A teaching hospital model is that after would-be-doctor's go through a certain amount of class time they have to be interns in a hospital and learn through practising there. They're working on real patients. So we need to do the same thing with our journalism students where they spend some time in the classroom to get their skills together, then they go out and they serve a real community. The only way they can do that is by working with and for a product that really does serve that community. I think journalism schools can work with legacy organisations to do new kinds of reporting the legacy organisation would not otherwise be able to afford.
CUNY collaborates with the NYT for The Local. What will happen with that site when the NYT pulls out by the end of the year?

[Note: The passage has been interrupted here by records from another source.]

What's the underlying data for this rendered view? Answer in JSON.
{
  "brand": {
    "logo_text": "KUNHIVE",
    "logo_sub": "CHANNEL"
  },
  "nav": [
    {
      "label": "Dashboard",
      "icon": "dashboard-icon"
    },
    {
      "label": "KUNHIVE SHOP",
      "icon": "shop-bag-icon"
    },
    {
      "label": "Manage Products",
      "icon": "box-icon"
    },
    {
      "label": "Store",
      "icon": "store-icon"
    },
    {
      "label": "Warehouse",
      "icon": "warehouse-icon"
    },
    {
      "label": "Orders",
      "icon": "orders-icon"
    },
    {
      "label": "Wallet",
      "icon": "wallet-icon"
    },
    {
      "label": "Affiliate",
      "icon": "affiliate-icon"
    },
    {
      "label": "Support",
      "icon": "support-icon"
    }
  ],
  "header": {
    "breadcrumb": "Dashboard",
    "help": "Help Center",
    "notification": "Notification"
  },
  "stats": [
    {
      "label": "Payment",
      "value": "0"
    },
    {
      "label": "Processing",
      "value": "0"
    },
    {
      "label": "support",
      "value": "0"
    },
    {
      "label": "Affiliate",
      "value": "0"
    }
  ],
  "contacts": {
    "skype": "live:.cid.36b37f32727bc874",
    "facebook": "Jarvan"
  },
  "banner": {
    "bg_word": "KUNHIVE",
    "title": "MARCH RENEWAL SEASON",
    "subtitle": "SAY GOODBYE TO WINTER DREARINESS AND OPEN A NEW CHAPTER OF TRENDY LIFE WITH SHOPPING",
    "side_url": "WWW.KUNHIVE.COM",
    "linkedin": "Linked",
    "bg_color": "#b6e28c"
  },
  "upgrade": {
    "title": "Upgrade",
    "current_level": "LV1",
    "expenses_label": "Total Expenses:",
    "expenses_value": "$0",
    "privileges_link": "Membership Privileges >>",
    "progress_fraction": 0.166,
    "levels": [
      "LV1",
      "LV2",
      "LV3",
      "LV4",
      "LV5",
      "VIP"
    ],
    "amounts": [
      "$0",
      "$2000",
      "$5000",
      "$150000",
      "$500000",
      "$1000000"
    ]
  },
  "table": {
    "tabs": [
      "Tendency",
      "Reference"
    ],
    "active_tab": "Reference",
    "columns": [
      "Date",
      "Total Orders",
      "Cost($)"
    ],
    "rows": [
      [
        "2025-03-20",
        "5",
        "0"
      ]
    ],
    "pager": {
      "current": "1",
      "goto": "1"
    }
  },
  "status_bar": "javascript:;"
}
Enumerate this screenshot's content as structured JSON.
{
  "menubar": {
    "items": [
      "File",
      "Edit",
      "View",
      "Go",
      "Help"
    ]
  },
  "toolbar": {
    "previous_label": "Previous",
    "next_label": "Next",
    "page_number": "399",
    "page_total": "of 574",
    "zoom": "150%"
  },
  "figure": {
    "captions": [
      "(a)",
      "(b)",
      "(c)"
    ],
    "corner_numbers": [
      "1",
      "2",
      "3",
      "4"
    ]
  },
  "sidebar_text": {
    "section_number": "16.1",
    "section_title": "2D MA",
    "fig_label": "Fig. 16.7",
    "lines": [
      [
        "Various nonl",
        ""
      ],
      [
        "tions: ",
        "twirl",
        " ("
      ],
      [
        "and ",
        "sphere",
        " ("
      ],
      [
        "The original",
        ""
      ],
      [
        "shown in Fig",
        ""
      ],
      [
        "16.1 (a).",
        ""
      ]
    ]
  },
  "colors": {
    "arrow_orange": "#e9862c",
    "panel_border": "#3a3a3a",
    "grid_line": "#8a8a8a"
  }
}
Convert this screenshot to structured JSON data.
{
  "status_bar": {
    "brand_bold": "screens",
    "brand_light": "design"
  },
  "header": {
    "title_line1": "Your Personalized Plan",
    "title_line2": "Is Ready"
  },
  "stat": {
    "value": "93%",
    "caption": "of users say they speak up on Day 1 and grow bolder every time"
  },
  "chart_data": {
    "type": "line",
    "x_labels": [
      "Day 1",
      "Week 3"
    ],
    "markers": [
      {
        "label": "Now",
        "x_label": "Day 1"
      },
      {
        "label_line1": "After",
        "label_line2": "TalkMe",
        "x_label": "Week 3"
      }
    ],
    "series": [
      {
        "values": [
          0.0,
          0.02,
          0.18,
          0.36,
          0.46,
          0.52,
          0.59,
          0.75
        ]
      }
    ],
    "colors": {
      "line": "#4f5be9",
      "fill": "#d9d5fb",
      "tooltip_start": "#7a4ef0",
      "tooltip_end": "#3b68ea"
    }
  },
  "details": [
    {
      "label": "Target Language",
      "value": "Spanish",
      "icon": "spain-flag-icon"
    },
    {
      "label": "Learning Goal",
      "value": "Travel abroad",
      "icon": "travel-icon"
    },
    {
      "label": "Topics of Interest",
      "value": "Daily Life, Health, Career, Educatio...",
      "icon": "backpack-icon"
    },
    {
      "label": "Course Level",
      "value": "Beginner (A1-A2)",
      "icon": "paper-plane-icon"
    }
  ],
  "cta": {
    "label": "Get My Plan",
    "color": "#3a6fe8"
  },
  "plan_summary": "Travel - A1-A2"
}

We haven't decided yet. In essence they pulled out before. The Local started too ambitiously. They had a full-time staff on it that was never going to be sustainable even in their richest days. When they moved management to us they were still distributing. Because they had their name on it they required that it be New York Times like. That required a lot more effort and expense on our behalf. It was a great experiment and it taught us a lot, it involved our students with the New York Times in new ways. We now need to figure out what the next generation in this is. There's another new start-up in Brooklyn that I'm very excited about and I'm trying to help raise the funds.
What is the name of this project?
It is not out yet. We'll look at how to serve Brooklyn as a whole. Brooklyn, New York, if it were alone, would be the 6th largest city in America. It has more African-Americans than Atlanta. It is big in many, many ways and yet it is terribly underserved. And so well-respected journalist has a great idea for how to serve Brooklyn in new ways. If this gets funded and it exists it becomes a teaching hospital, in which our students can report and take part in strategic and technology and business discussions and learn the practice of new business. So I'm really hoping for that.